Beyond the controversies, Crockford has displayed a scientific humility and persistence. With over 40 years of identifying bones and reconstructing past ecosystems, she understood that species adapt, populations fluctuate, and narratives can outpace evidence. Her Substack and ongoing blogging reflect a commitment to accessible science for the public, countering what she saw as distortions in mainstream coverage. Whether one agrees with every interpretation, her emphasis on empirical trends over apocalyptic headlines encouraged critical thinking.
Susan Crockford’s legacy lies in her defense of evidence-based discourse against pressures to conform. In highlighting that polar bears have proven more resilient than many predicted—thriving in a modestly warming world with abundant sea-ice variability for hunting—she has consistently served science and public understanding.
She has shown that questioning dominant stories, when grounded in data, strengthens rather than undermines the world of conservation. For that intellectual honesty and dedication to zoological truth, she deserves climate sanity recognition as a distinctive and valuable contributor to our understanding of Arctic life. In a field too often swayed by symbolism and urgency, her voice urged us to look closer at the bears themselves: adaptable survivors, not fragile icons of impending doom.



Thanks for this. Susan Crockford stands on the opposite end of a spectrum from the Atlantic contributor with an Ivy bioscience PhD who wrote a silly piece a couple years ago based on a study of grizzly bones in California. The study, which I dug up and read, indicated that pre-colonial bears in Cali had eaten more forage, particularly berries, etc. Of course that stuff is still part of their typical diet. But the ‘money shot’ was that the introduction of cattle had changed the grizzly diet - an observation that must’ve been hard to miss, given the sophisticated hi-tech analysis the original study’s authors brought to bear (no pun).

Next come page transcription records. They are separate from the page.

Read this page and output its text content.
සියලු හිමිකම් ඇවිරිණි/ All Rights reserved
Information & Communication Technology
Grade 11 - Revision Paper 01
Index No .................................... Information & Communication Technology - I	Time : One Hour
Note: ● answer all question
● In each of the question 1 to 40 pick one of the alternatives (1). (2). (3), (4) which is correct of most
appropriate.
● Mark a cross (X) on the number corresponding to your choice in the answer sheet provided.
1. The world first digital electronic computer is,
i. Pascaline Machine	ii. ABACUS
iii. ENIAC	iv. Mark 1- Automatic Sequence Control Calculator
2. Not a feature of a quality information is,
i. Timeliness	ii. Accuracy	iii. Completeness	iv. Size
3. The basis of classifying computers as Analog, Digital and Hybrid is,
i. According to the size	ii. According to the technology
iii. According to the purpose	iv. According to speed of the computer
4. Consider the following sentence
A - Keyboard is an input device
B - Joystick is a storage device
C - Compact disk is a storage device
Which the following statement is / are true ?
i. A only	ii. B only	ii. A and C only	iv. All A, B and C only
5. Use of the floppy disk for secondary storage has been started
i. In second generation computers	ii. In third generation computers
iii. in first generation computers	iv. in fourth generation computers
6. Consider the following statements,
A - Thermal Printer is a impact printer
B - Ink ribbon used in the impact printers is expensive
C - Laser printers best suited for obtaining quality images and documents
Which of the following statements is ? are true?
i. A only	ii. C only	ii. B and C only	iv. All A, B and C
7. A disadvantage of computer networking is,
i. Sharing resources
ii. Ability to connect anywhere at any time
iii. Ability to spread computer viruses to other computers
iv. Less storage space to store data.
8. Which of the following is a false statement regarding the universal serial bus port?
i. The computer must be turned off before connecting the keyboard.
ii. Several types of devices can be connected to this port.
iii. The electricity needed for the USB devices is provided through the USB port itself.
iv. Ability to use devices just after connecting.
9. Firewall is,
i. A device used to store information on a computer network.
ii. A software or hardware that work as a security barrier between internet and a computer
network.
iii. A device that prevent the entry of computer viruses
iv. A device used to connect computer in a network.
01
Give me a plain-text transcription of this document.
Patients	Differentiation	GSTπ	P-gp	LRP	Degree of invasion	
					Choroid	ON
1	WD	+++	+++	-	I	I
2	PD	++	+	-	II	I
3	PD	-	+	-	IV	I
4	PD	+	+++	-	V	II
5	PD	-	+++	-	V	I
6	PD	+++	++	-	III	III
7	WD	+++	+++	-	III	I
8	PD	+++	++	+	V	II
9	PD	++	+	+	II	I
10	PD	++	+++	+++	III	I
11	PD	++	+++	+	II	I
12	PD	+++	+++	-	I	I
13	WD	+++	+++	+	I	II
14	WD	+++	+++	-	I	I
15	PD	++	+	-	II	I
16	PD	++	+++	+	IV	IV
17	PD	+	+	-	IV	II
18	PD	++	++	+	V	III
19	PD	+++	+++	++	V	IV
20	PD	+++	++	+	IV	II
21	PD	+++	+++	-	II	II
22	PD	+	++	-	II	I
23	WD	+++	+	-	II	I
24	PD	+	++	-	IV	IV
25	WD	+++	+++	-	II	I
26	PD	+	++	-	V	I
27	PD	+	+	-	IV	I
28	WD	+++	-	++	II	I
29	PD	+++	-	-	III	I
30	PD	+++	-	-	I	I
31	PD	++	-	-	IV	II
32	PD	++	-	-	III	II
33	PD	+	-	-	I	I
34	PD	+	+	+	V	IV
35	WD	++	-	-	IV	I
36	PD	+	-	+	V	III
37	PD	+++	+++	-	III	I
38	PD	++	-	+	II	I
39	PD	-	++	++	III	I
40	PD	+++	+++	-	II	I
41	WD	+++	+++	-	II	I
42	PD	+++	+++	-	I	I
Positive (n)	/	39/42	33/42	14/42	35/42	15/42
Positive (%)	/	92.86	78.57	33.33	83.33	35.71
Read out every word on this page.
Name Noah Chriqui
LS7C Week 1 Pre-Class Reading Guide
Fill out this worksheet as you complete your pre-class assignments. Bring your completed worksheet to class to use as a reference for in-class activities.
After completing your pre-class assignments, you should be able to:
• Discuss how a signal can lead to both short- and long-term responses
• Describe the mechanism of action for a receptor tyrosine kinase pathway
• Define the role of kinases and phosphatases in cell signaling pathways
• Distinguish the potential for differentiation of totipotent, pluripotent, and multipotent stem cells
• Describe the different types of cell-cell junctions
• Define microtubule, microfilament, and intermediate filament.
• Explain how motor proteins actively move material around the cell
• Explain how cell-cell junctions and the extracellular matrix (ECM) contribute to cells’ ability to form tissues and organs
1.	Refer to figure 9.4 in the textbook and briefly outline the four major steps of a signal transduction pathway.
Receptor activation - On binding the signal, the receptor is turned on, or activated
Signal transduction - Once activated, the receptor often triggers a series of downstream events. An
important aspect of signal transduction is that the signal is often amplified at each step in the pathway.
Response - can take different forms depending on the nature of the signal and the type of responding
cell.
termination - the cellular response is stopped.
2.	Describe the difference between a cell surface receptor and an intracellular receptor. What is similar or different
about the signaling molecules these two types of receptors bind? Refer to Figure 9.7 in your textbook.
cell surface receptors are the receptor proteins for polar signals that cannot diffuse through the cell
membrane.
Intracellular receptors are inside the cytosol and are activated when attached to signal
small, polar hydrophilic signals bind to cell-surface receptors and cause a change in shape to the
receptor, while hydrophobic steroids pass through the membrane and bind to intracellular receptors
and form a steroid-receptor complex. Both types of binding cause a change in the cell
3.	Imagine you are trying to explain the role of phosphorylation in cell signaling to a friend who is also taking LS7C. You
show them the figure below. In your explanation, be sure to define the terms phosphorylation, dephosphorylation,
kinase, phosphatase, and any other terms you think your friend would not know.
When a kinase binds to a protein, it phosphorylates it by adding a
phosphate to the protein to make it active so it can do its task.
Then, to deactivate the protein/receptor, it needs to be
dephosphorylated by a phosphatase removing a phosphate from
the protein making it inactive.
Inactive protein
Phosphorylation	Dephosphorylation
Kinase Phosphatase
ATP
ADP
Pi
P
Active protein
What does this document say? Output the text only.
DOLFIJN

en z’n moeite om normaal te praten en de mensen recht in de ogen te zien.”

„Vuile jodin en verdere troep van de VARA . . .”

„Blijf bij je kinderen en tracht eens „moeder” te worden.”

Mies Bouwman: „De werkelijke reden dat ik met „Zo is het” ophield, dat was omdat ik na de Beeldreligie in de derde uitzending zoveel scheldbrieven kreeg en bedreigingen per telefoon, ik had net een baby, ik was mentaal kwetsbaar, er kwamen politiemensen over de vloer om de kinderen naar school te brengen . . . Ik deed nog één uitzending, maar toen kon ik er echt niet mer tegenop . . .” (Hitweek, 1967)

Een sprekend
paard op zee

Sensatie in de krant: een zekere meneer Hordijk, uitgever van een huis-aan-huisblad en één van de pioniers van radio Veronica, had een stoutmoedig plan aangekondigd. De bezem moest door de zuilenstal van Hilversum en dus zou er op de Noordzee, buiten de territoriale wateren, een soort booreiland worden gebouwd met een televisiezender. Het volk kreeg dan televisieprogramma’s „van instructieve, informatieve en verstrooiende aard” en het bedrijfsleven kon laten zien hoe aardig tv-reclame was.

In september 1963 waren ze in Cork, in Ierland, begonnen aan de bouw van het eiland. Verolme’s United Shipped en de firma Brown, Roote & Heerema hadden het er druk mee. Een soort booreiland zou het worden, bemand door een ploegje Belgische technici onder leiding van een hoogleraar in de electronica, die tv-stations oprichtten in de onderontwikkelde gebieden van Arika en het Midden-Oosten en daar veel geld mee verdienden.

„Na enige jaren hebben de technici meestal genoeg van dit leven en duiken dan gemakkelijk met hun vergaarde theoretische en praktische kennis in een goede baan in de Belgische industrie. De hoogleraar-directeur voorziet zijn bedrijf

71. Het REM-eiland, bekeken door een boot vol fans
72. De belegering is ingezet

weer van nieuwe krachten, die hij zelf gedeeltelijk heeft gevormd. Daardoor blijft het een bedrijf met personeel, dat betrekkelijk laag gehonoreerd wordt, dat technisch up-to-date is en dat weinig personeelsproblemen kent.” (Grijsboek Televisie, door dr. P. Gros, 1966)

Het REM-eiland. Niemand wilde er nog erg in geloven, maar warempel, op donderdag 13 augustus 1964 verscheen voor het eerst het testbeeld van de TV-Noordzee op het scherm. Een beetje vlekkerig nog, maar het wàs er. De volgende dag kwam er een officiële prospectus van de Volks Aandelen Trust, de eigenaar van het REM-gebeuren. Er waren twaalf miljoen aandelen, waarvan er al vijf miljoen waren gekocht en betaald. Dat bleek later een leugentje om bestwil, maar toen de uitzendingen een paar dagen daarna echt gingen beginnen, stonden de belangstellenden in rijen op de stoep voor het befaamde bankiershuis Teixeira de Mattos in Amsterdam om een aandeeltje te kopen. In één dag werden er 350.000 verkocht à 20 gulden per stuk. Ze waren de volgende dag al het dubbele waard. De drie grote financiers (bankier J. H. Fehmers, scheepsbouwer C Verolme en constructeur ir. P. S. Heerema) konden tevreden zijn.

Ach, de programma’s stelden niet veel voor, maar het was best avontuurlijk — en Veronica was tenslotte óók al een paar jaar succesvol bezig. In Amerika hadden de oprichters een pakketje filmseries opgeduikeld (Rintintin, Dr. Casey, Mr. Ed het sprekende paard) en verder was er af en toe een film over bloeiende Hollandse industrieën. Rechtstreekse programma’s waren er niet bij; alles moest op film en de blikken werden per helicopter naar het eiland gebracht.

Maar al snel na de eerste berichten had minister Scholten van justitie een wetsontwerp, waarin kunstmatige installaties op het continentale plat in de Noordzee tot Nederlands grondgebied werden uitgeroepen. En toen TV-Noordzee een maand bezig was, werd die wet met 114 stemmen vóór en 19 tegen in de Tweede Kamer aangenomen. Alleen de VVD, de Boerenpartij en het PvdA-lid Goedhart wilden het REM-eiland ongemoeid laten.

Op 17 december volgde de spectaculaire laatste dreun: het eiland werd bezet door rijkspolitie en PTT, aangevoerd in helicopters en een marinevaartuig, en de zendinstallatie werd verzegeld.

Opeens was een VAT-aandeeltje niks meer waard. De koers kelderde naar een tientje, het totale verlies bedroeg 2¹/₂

But the Atlantic writer took the ball and ran with it in a transparently slanted direction, leaving her own dietary preferences - likely meatless - lurking just offstage. Two excluded points were glaring for their absence, and undermined the slanted interpretation, at least for anyone who bothered to think about it for an extra few seconds. First of all, it stands to reason that Natives and the other creatures sharing the precolonial grizzly landscape would’ve developed effective bear detection and avoidance sensitivities over millennia. Secondly, imported livestock and grazers would lack same, and thus present the bears with a rich and previously unavailable food source. That the bears took full advantage, probably leading to a bit of a population surge, and therefore incurred the deadly wrath of ranchers and vaqueros / cowboys as a result, seems likely.
None of that was articulated in the article. The emphasis was misplaced instead on the ecological depredations of colonialism. This was dated to the Cabrillo expedition that originally explored the California coast in 1539. The problem from there was twofold. No settlement of what is now the US state of California occurred for another 230 years; a few shipwrecked sailors came and went, but that was it. Settlement of places north of San Diego was marginal and sparse until about 1800. Secondly, the bone samples the original study were based on were not particularly numerous, with very few (less than 5, as I recall) dated to the immediate post-Cabrillo decades. The whole thing was a cock-up that diminished the author, her conclusions, and the magazine they were published in. It read like a puff piece for teddy bears. But it got traction and a similar article came out in the Smithsonian magazine shortly thereafter.